La controversia se originó tras el evento titulado “¿Qué contienen realmente las vacunas?”, llevado a cabo en el Congreso de la Nación Argentina. Durante la jornada, diversos investigadores y médicos, entre ellos la Dra. Chinda Brandolino, expusieron visiones críticas sobre los protocolos sanitarios vigentes.
Para el Ministerio de Salud, estas manifestaciones no constituyen un intercambio académico, sino una «amenaza sanitaria». Según el documento oficial, las posturas vertidas son consideradas “contrarias a la ética profesional y a la legislación sanitaria vigente”, argumentando que tales discursos ponen en riesgo la confianza en el sistema de salud pública.

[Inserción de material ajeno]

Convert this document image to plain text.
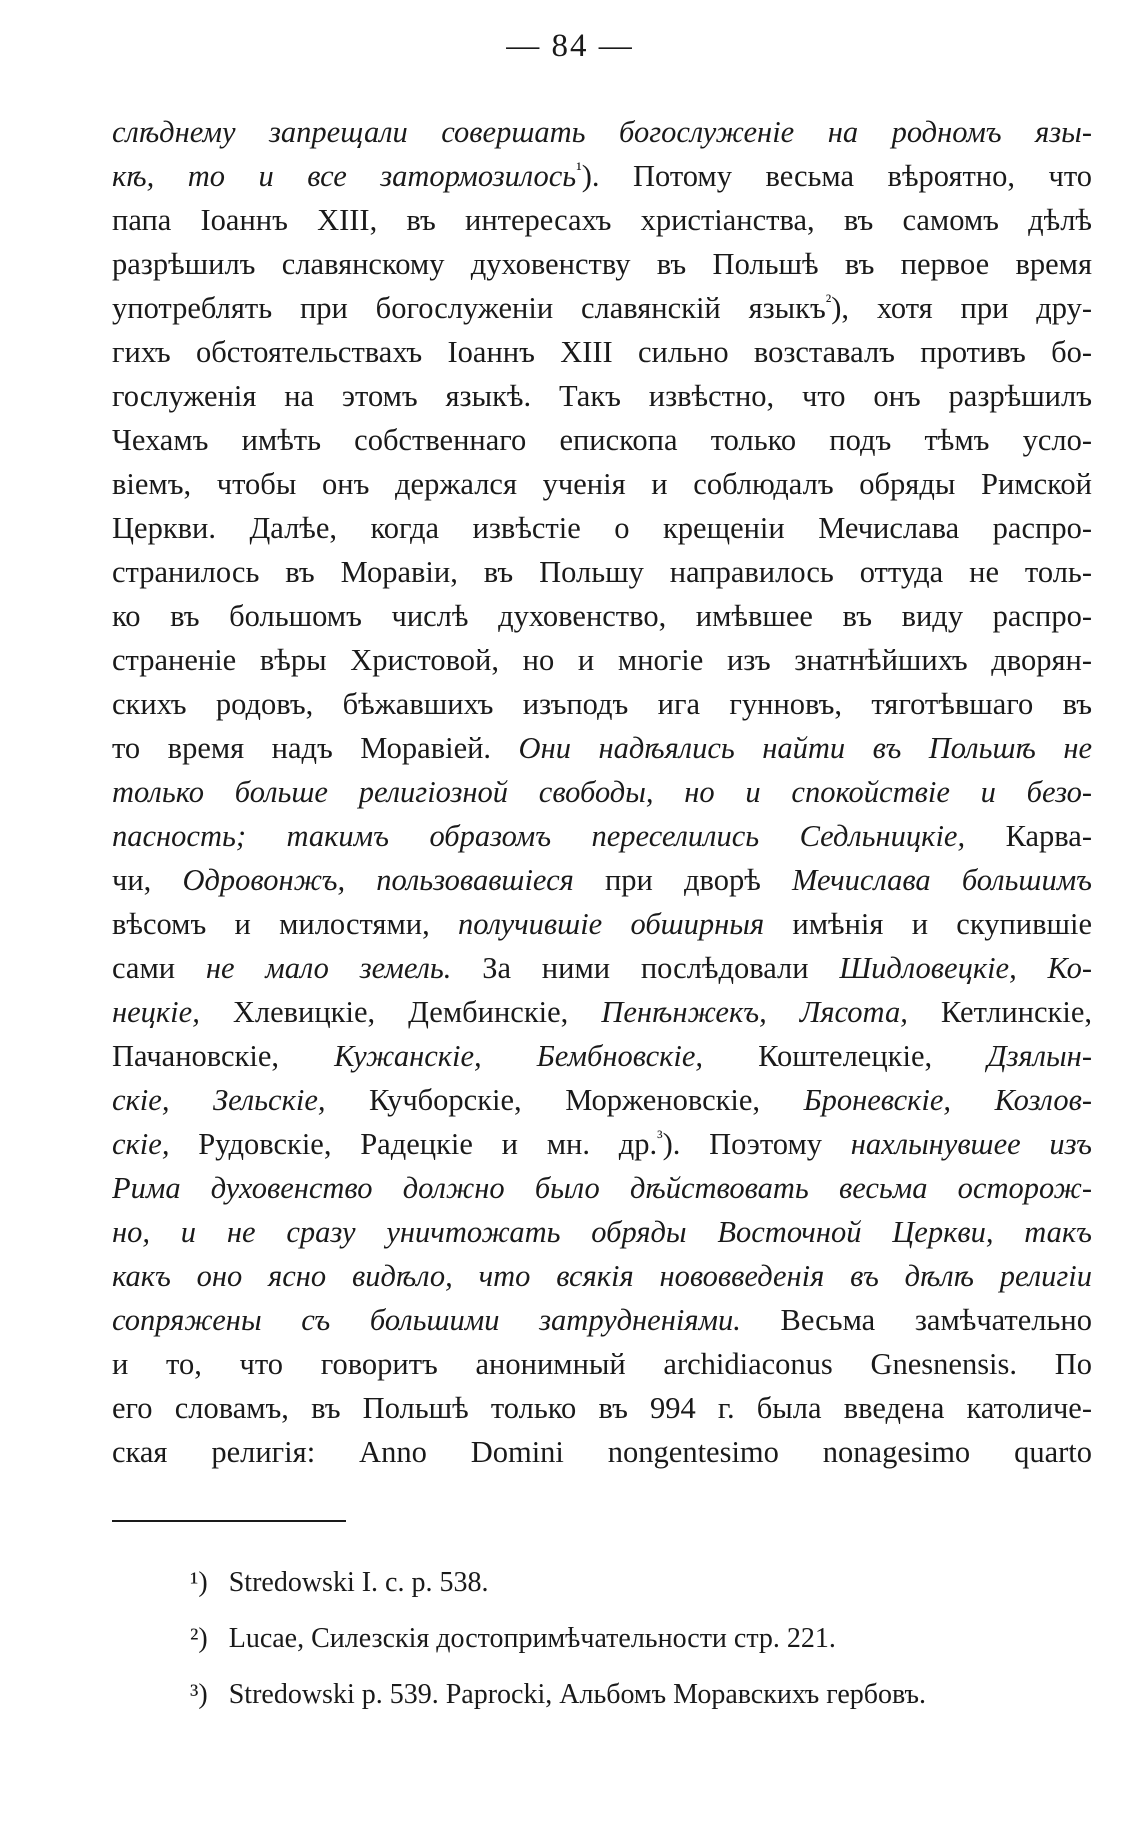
— 84 —
слѣднему запрещали совершать богослуженіе на родномъ язы-
кѣ, то и все затормозилось$^{^1}$). Потому весьма вѣроятно, что
папа Іоаннъ XIII, въ интересахъ христіанства, въ самомъ дѣлѣ
разрѣшилъ славянскому духовенству въ Польшѣ въ первое время
употреблять при богослуженіи славянскій языкъ$^{^2}$), хотя при дру-
гихъ обстоятельствахъ Іоаннъ XIII сильно возставалъ противъ бо-
гослуженія на этомъ языкѣ. Такъ извѣстно, что онъ разрѣшилъ
Чехамъ имѣть собственнаго епископа только подъ тѣмъ усло-
віемъ, чтобы онъ держался ученія и соблюдалъ обряды Римской
Церкви. Далѣе, когда извѣстіе о крещеніи Мечислава распро-
странилось въ Моравіи, въ Польшу направилось оттуда не толь-
ко въ большомъ числѣ духовенство, имѣвшее въ виду распро-
страненіе вѣры Христовой, но и многіе изъ знатнѣйшихъ дворян-
скихъ родовъ, бѣжавшихъ изъподъ ига гунновъ, тяготѣвшаго въ
то время надъ Моравіей. Они надѣялись найти въ Польшѣ не
только больше религіозной свободы, но и спокойствіе и безо-
пасность; такимъ образомъ переселились Седльницкіе, Карва-
чи, Одровонжъ, пользовавшіеся при дворѣ Мечислава большимъ
вѣсомъ и милостями, получившіе обширныя имѣнія и скупившіе
сами не мало земель. За ними послѣдовали Шидловецкіе, Ко-
нецкіе, Хлевицкіе, Дембинскіе, Пенѣнжекъ, Лясота, Кетлинскіе,
Пачановскіе, Кужанскіе, Бембновскіе, Коштелецкіе, Дзялын-
скіе, Зельскіе, Кучборскіе, Морженовскіе, Броневскіе, Козлов-
скіе, Рудовскіе, Радецкіе и мн. др.$^{^3}$). Поэтому нахлынувшее изъ
Рима духовенство должно было дѣйствовать весьма осторож-
но, и не сразу уничтожать обряды Восточной Церкви, такъ
какъ оно ясно видѣло, что всякія нововведенія въ дѣлѣ религіи
сопряжены съ большими затрудненіями. Весьма замѣчательно
и то, что говоритъ анонимный archidiaconus Gnesnensis. По
его словамъ, въ Польшѣ только въ 994 г. была введена католиче-
ская религія: Anno Domini nongentesimo nonagesimo quarto
¹) Stredowski I. c. p. 538.
²) Lucae, Силезскія достопримѣчательности стр. 221.
³) Stredowski p. 539. Paprocki, Альбомъ Моравскихъ гербовъ.
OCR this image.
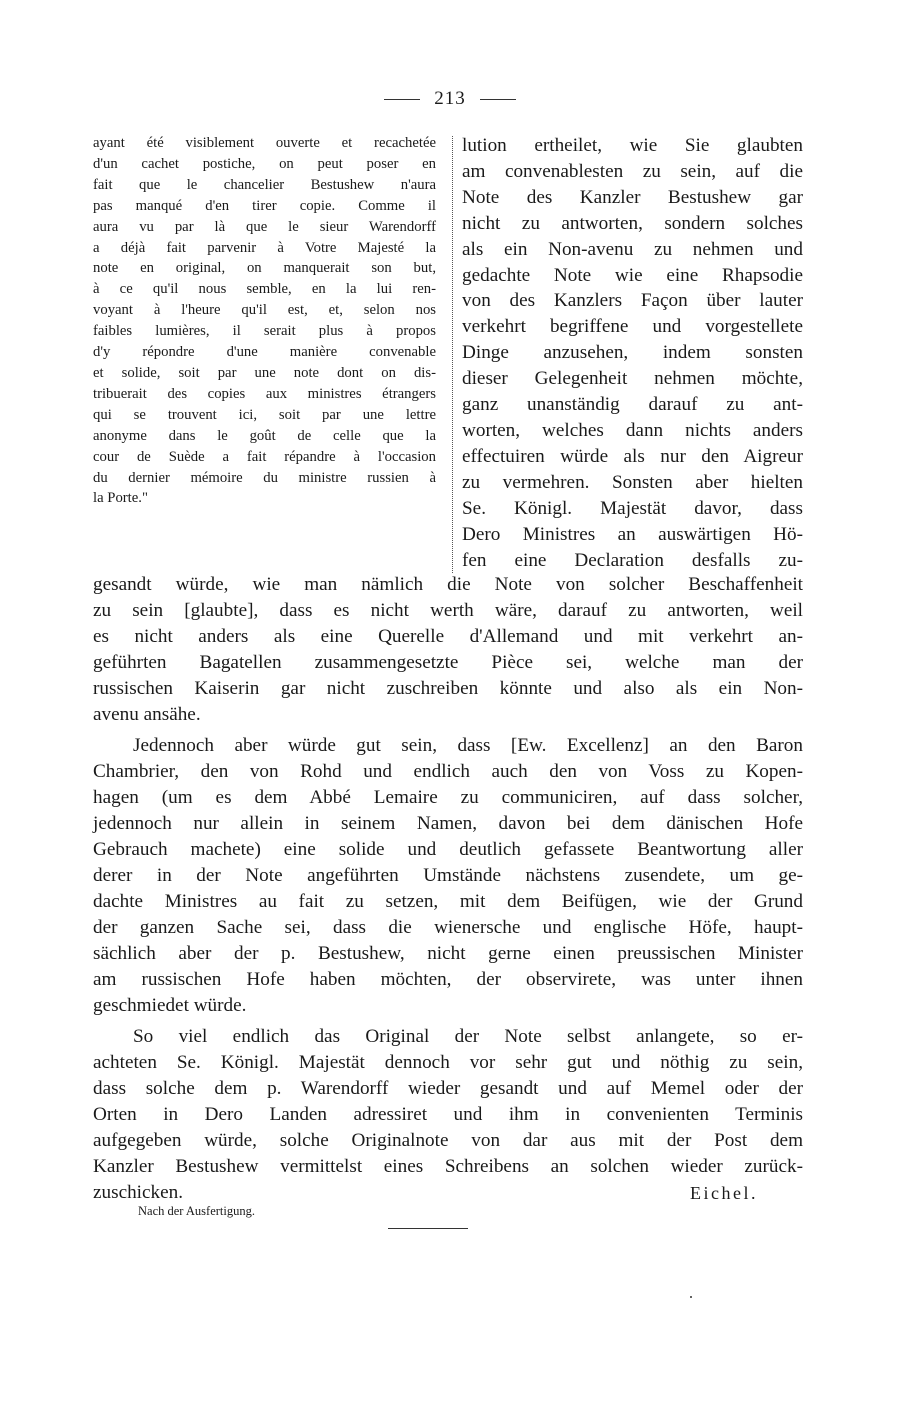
213
ayant été visiblement ouverte et recachetée
d'un cachet postiche, on peut poser en
fait que le chancelier Bestushew n'aura
pas manqué d'en tirer copie. Comme il
aura vu par là que le sieur Warendorff
a déjà fait parvenir à Votre Majesté la
note en original, on manquerait son but,
à ce qu'il nous semble, en la lui ren-
voyant à l'heure qu'il est, et, selon nos
faibles lumières, il serait plus à propos
d'y répondre d'une manière convenable
et solide, soit par une note dont on dis-
tribuerait des copies aux ministres étrangers
qui se trouvent ici, soit par une lettre
anonyme dans le goût de celle que la
cour de Suède a fait répandre à l'occasion
du dernier mémoire du ministre russien à
la Porte."
lution ertheilet, wie Sie glaubten
am convenablesten zu sein, auf die
Note des Kanzler Bestushew gar
nicht zu antworten, sondern solches
als ein Non-avenu zu nehmen und
gedachte Note wie eine Rhapsodie
von des Kanzlers Façon über lauter
verkehrt begriffene und vorgestellete
Dinge anzusehen, indem sonsten
dieser Gelegenheit nehmen möchte,
ganz unanständig darauf zu ant-
worten, welches dann nichts anders
effectuiren würde als nur den Aigreur
zu vermehren. Sonsten aber hielten
Se. Königl. Majestät davor, dass
Dero Ministres an auswärtigen Hö-
fen eine Declaration desfalls zu-
gesandt würde, wie man nämlich die Note von solcher Beschaffenheit
zu sein [glaubte], dass es nicht werth wäre, darauf zu antworten, weil
es nicht anders als eine Querelle d'Allemand und mit verkehrt an-
geführten Bagatellen zusammengesetzte Pièce sei, welche man der
russischen Kaiserin gar nicht zuschreiben könnte und also als ein Non-
avenu ansähe.
Jedennoch aber würde gut sein, dass [Ew. Excellenz] an den Baron
Chambrier, den von Rohd und endlich auch den von Voss zu Kopen-
hagen (um es dem Abbé Lemaire zu communiciren, auf dass solcher,
jedennoch nur allein in seinem Namen, davon bei dem dänischen Hofe
Gebrauch machete) eine solide und deutlich gefassete Beantwortung aller
derer in der Note angeführten Umstände nächstens zusendete, um ge-
dachte Ministres au fait zu setzen, mit dem Beifügen, wie der Grund
der ganzen Sache sei, dass die wienersche und englische Höfe, haupt-
sächlich aber der p. Bestushew, nicht gerne einen preussischen Minister
am russischen Hofe haben möchten, der observirete, was unter ihnen
geschmiedet würde.
So viel endlich das Original der Note selbst anlangete, so er-
achteten Se. Königl. Majestät dennoch vor sehr gut und nöthig zu sein,
dass solche dem p. Warendorff wieder gesandt und auf Memel oder der
Orten in Dero Landen adressiret und ihm in convenienten Terminis
aufgegeben würde, solche Originalnote von dar aus mit der Post dem
Kanzler Bestushew vermittelst eines Schreibens an solchen wieder zurück-
zuschicken.	Eichel.
Nach der Ausfertigung.
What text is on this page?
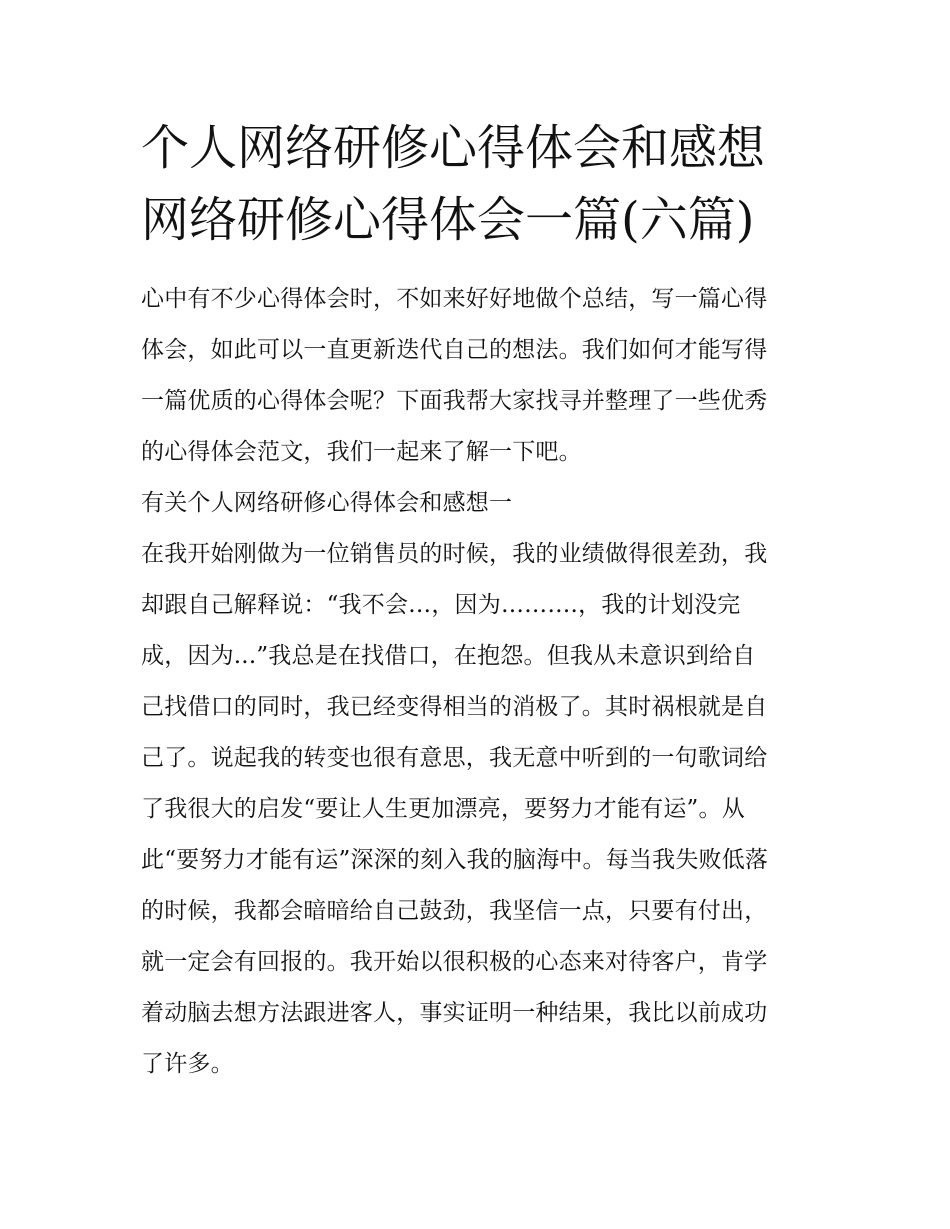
个人网络研修心得体会和感想
网络研修心得体会一篇(六篇)
心中有不少心得体会时，不如来好好地做个总结，写一篇心得
体会，如此可以一直更新迭代自己的想法。我们如何才能写得
一篇优质的心得体会呢？下面我帮大家找寻并整理了一些优秀
的心得体会范文，我们一起来了解一下吧。
有关个人网络研修心得体会和感想一
在我开始刚做为一位销售员的时候，我的业绩做得很差劲，我
却跟自己解释说：“我不会…，因为……….，我的计划没完
成，因为...”我总是在找借口，在抱怨。但我从未意识到给自
己找借口的同时，我已经变得相当的消极了。其时祸根就是自
己了。说起我的转变也很有意思，我无意中听到的一句歌词给
了我很大的启发“要让人生更加漂亮，要努力才能有运”。从
此“要努力才能有运”深深的刻入我的脑海中。每当我失败低落
的时候，我都会暗暗给自己鼓劲，我坚信一点，只要有付出，
就一定会有回报的。我开始以很积极的心态来对待客户，肯学
着动脑去想方法跟进客人，事实证明一种结果，我比以前成功
了许多。
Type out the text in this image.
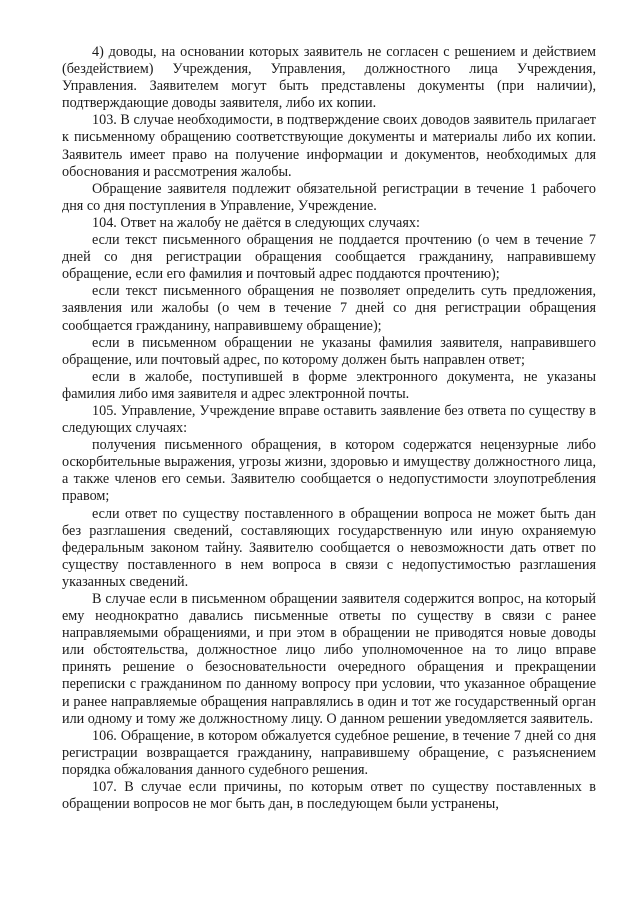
4) доводы, на основании которых заявитель не согласен с решением и действием (бездействием) Учреждения, Управления, должностного лица Учреждения, Управления. Заявителем могут быть представлены документы (при наличии), подтверждающие доводы заявителя, либо их копии.

103. В случае необходимости, в подтверждение своих доводов заявитель прилагает к письменному обращению соответствующие документы и материалы либо их копии. Заявитель имеет право на получение информации и документов, необходимых для обоснования и рассмотрения жалобы.

Обращение заявителя подлежит обязательной регистрации в течение 1 рабочего дня со дня поступления в Управление, Учреждение.

104. Ответ на жалобу не даётся в следующих случаях:

если текст письменного обращения не поддается прочтению (о чем в течение 7 дней со дня регистрации обращения сообщается гражданину, направившему обращение, если его фамилия и почтовый адрес поддаются прочтению);

если текст письменного обращения не позволяет определить суть предложения, заявления или жалобы (о чем в течение 7 дней со дня регистрации обращения сообщается гражданину, направившему обращение);

если в письменном обращении не указаны фамилия заявителя, направившего обращение, или почтовый адрес, по которому должен быть направлен ответ;

если в жалобе, поступившей в форме электронного документа, не указаны фамилия либо имя заявителя и адрес электронной почты.

105. Управление, Учреждение вправе оставить заявление без ответа по существу в следующих случаях:

получения письменного обращения, в котором содержатся нецензурные либо оскорбительные выражения, угрозы жизни, здоровью и имуществу должностного лица, а также членов его семьи. Заявителю сообщается о недопустимости злоупотребления правом;

если ответ по существу поставленного в обращении вопроса не может быть дан без разглашения сведений, составляющих государственную или иную охраняемую федеральным законом тайну. Заявителю сообщается о невозможности дать ответ по существу поставленного в нем вопроса в связи с недопустимостью разглашения указанных сведений.

В случае если в письменном обращении заявителя содержится вопрос, на который ему неоднократно давались письменные ответы по существу в связи с ранее направляемыми обращениями, и при этом в обращении не приводятся новые доводы или обстоятельства, должностное лицо либо уполномоченное на то лицо вправе принять решение о безосновательности очередного обращения и прекращении переписки с гражданином по данному вопросу при условии, что указанное обращение и ранее направляемые обращения направлялись в один и тот же государственный орган или одному и тому же должностному лицу. О данном решении уведомляется заявитель.

106. Обращение, в котором обжалуется судебное решение, в течение 7 дней со дня регистрации возвращается гражданину, направившему обращение, с разъяснением порядка обжалования данного судебного решения.

107. В случае если причины, по которым ответ по существу поставленных в обращении вопросов не мог быть дан, в последующем были устранены,
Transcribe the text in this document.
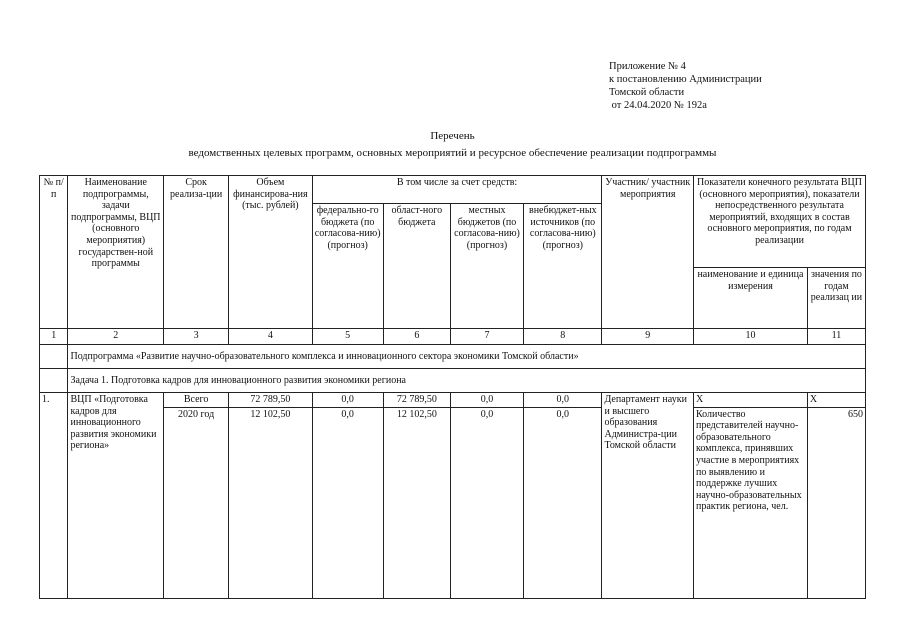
Приложение № 4
к постановлению Администрации
Томской области
от 24.04.2020 № 192а
Перечень
ведомственных целевых программ, основных мероприятий и ресурсное обеспечение реализации подпрограммы
№ п/п	Наименование подпрограммы, задачи подпрограммы, ВЦП (основного мероприятия) государствен-ной программы	Срок реализа-ции	Объем финансирова-ния (тыс. рублей)	В том числе за счет средств:				Участник/ участник мероприятия	Показатели конечного результата ВЦП (основного мероприятия), показатели непосредственного результата мероприятий, входящих в состав основного мероприятия, по годам реализации	
				федерально-го бюджета (по согласова-нию) (прогноз)	област-ного бюджета	местных бюджетов (по согласова-нию) (прогноз)	внебюджет-ных источников (по согласова-нию) (прогноз)			
									наименование и единица измерения	значения по годам реализац ии
1	2	3	4	5	6	7	8	9	10	11
	Подпрограмма «Развитие научно-образовательного комплекса и инновационного сектора экономики Томской области»									
	Задача 1. Подготовка кадров для инновационного развития экономики региона									
1.	ВЦП «Подготовка кадров для инновационного развития экономики региона»	Всего	72 789,50	0,0	72 789,50	0,0	0,0	Департамент науки и высшего образования Администра-ции Томской области	Х	Х
		2020 год	12 102,50	0,0	12 102,50	0,0	0,0		Количество представителей научно-образовательного комплекса, принявших участие в мероприятиях по выявлению и поддержке лучших научно-образовательных практик региона, чел.	650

Desde los sectores que defienden a los profesionales señalados, se argumenta que la ciencia debe basarse en el debate constante y la confrontación de hipótesis. Sostienen que sancionar a un médico por sus opiniones en un foro legislativo sienta un precedente peligroso donde el Estado define qué discusiones científicas son permitidas y cuáles deben ser penalizadas.
Por el momento, la resolución queda en manos de las autoridades colegiadas, mientras la comunidad médica y la opinión pública observan con atención un caso que podría redefinir los márgenes del debate científico en la Argentina.